Yıllardır sivrisineklerin yaşamadığı ender coğrafyalardan biri olarak bilinen İzlanda'nın bu unvanı sona erdi. Ülkenin ulusal ortalamanın dört katı hızla ısınması, böcek popülasyonları için uygun yeni yaşam alanları oluşturmaya başladı. İzlanda Doğa Bilimleri Enstitüsü entomologları, vatandaş bilim insanı tarafından yapılan tespiti doğrulayarak, soğuğa dayanıklı bir sivrisinek türünün artık bu kuzey adasında görülebildiğini ilan etti.
İZLANDA'NIN SİVRİSİNEKSİZ GÜNLERİ SONA ERDİ
Antarktika ile birlikte sivrisineklerin kalıcı olarak yaşayamadığı nadir yerlerden biri olan İzlanda’da, bir dönemin sonuna gelindi. İzlanda Doğa Bilimleri Enstitüsü'nden entomolog Matthías Alfreðsson, Culiseta annulata türüne ait iki dişi ve bir erkek sivrisinek örneğinin ele geçirildiğini onayladı. Bu soğuğa dayanıklı türün, bodrumlar ve ahırlar gibi korunaklı yerlerde kış aylarını atlatabilme özelliğiyle İzlanda koşullarına adapte olabilme potansiyeline sahip olduğu belirtiliyor.

İKLİM KRİZİNİN VURUCU GÖSTERGESİ
Bilim insanlarına göre bu tespit, İzlanda'nın küresel ortalamadan dört kat daha hızlı ısınmasının doğrudan bir sonucudur. Artan sıcaklıklar, soğuk hava koşullarına alışkın olmayan böcek türlerinin bile bölgede yaşam bulmasına olanak sağlıyor. İzlanda’da bataklıklar ve göletler gibi potansiyel üreme alanlarının bulunması, sıcaklıklar yükselmeye devam ettikçe yeni türlerin kalıcı olarak yerleşme riskini artırıyor. Bu durum, iklim değişikliğinin kutup altı bölgelerin hassas ekosistemlerini nasıl geri dönülmez şekilde değiştirdiğini çarpıcı biçimde gözler önüne seriyor.

VATANDAŞ FARK ETTİ
Sivrisinekleri ilk fark eden kişi olan Björn Hjaltason, Kiðafell, Kjós bölgesindeki kırmızı şarap kurdelesi tuzağında garip bir sinek gördüğünü sosyal medyada paylaşarak yetkililere bilgilendirdi. Hjaltason’ın gözlemi ve enstitüye gönderdiği örnekler, tarihin ilk tespiti olarak kayda geçti.

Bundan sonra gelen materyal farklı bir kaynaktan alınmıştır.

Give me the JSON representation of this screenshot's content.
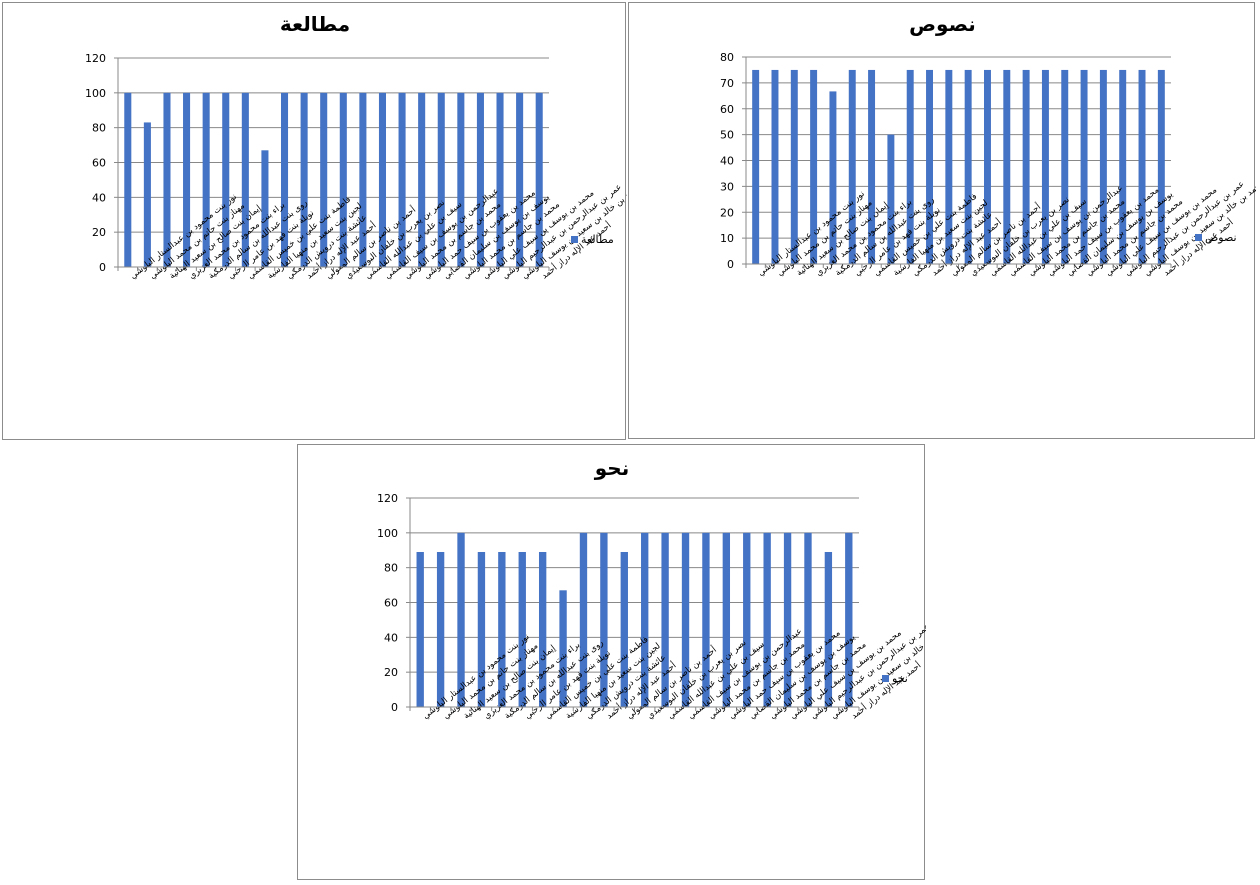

DÜNYA GENELİNDE VİRÜS TAŞIYICISI SİVRİSİNEKLER YAYILIYOR
Sivrisinek popülasyonlarındaki artış ve yayılım, yalnızca İzlanda'ya özgü değildir. Küresel iklim değişikliği, tropikal hastalıkları taşıyan türlerin dünyanın daha serin bölgelerine kaymasına neden oluyor. Örneğin İngiltere'de, dang humması, chikungunya ve Zika virüsü gibi hastalıkları yayma potansiyeli olan Aedes aegypti ve Aedes albopictus (Asya kaplan sivrisineği) yumurtalarına rastlanması, bu küresel riskin ne kadar ciddi boyutlara ulaştığını kanıtlıyor. İzlanda'daki türün şimdilik hastalık taşıma riski düşük olsa da, daha sıcak iklimlere adapte olabilen virüs taşıyıcı türlerin gelecekte yerleşme ihtimali bilim dünyasını endişelendiriyor.